There have been many very famous bishops and writers in this diocese. Among its earlier bishops, besides the traditional Peter already mentioned, the most famous is Martin of Braga who died in 580, noted for his wisdom and holiness. Gregory of Tours says of him (Hist. France, V, xxxvii) that he was born in Pannonia, visited the Holy Land, and became the foremost scholar of his time. Isidore of Seville ("De Viris illustribus", c. xxxv) writes that he "was abbot of the monastery of Dumio near Braga, came to Gallaecia from the East, converted the Suevic inhabitants from the heresy of Arianism, taught them Catholic doctrine and discipline, strengthened their ecclesiastical organization, and founded monasteries. He also left a number of letters in which he recommended a reform of manners, a life of faith and prayer, and giving of alms, the constant practice of all virtues and the love of God." For his writings, see Otto Bardenhewer, Patrologie (2nd ed., 1901), 579-581.

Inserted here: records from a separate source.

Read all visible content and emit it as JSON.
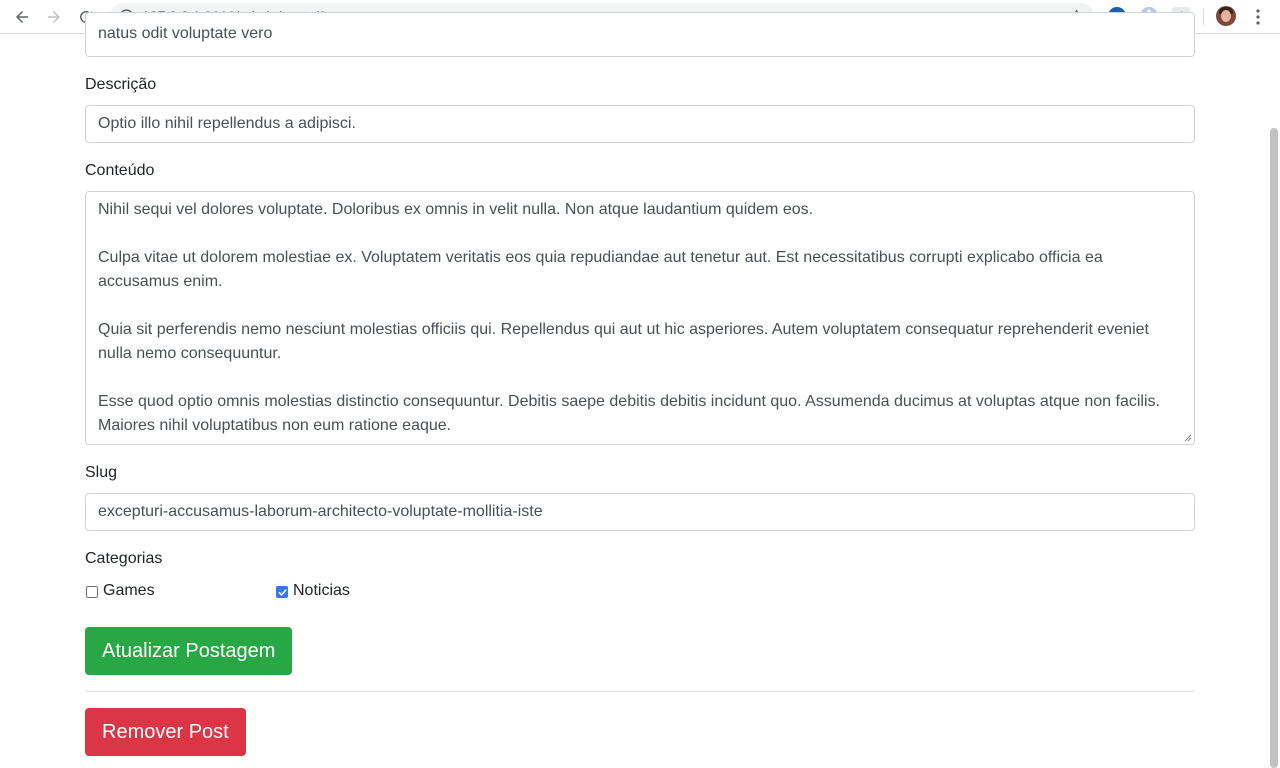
{
  "browser": {
    "url_host": "127.0.0.1",
    "url_path": ":8000/admin/posts/3"
  },
  "form": {
    "title_value": "natus odit voluptate vero",
    "description": {
      "label": "Descrição",
      "value": "Optio illo nihil repellendus a adipisci."
    },
    "content": {
      "label": "Conteúdo",
      "value": "Nihil sequi vel dolores voluptate. Doloribus ex omnis in velit nulla. Non atque laudantium quidem eos.\n\nCulpa vitae ut dolorem molestiae ex. Voluptatem veritatis eos quia repudiandae aut tenetur aut. Est necessitatibus corrupti explicabo officia ea accusamus enim.\n\nQuia sit perferendis nemo nesciunt molestias officiis qui. Repellendus qui aut ut hic asperiores. Autem voluptatem consequatur reprehenderit eveniet nulla nemo consequuntur.\n\nEsse quod optio omnis molestias distinctio consequuntur. Debitis saepe debitis debitis incidunt quo. Assumenda ducimus at voluptas atque non facilis. Maiores nihil voluptatibus non eum ratione eaque."
    },
    "slug": {
      "label": "Slug",
      "value": "excepturi-accusamus-laborum-architecto-voluptate-mollitia-iste"
    },
    "categories": {
      "label": "Categorias",
      "items": [
        {
          "label": "Games",
          "checked": false
        },
        {
          "label": "Noticias",
          "checked": true
        }
      ]
    },
    "update_button": "Atualizar Postagem",
    "remove_button": "Remover Post"
  },
  "colors": {
    "success": "#28a745",
    "danger": "#dc3545",
    "checkbox_checked": "#3478f6"
  }
}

Braga having been destroyed by the Saracens, and restored in 1071, a succession of illustrious bishops occupied the see. Among these were:
- Mauricio Burdinho (1111–14), sent as legate to the Emperor Henry V (1118), and by him created antipope with the title of Gregory VIII
- Pedro Juliano, Archdeacon of Lisbon, elected Bishop of Braga in 1274, created cardinal by Gregory X in 1276, and finally elected pope under the name of John XXI
- Saint Bartholomew a Martyribus (1559–67), a Dominican, who in 1566, together with Luis de Sotomayor, Francisco Foreiro, and others, assisted at the Council of Trent
- de Castro, an Augustinian (1589–1609), who consecrated the cathedral, 28 July 1592

Aleixo de Meneses, also an Augustinian, was transferred to Braga from the archiepiscopal see of Goa. He had been an apostle to the Nestorians of the Malabar Coast in Farther India and had converted them to Catholicism with the help of missionaries of the various religious orders. Under him was held the Council of Diamper (1599), for the establishment of the Catholic Church on the Malabar Coast. He died at Madrid in 1617 in his fifty-eighth year in the odour of sanctity, being then President of the Council of Castile.

Other bishops of note were:
- Rodrigo da Cunha (1627–35), historian of the Catholic Church in Portugal
- Rodrigo de Moura Teles (1704–28), who restored the cathedral
- Caetano da Anunciação Brandão, popularly considered a saint

==Church Councils of Braga==

Many church councils were held in Braga, some of them important. The authenticity of the so-called council of 411 is very doubtful. It was probably invented by Bernardo de Brito.

There were other councils at Braga in 1278-1280, 1301, 1328, 1436, 1488, 1537, besides various diocesan and provincial synods of lesser importance.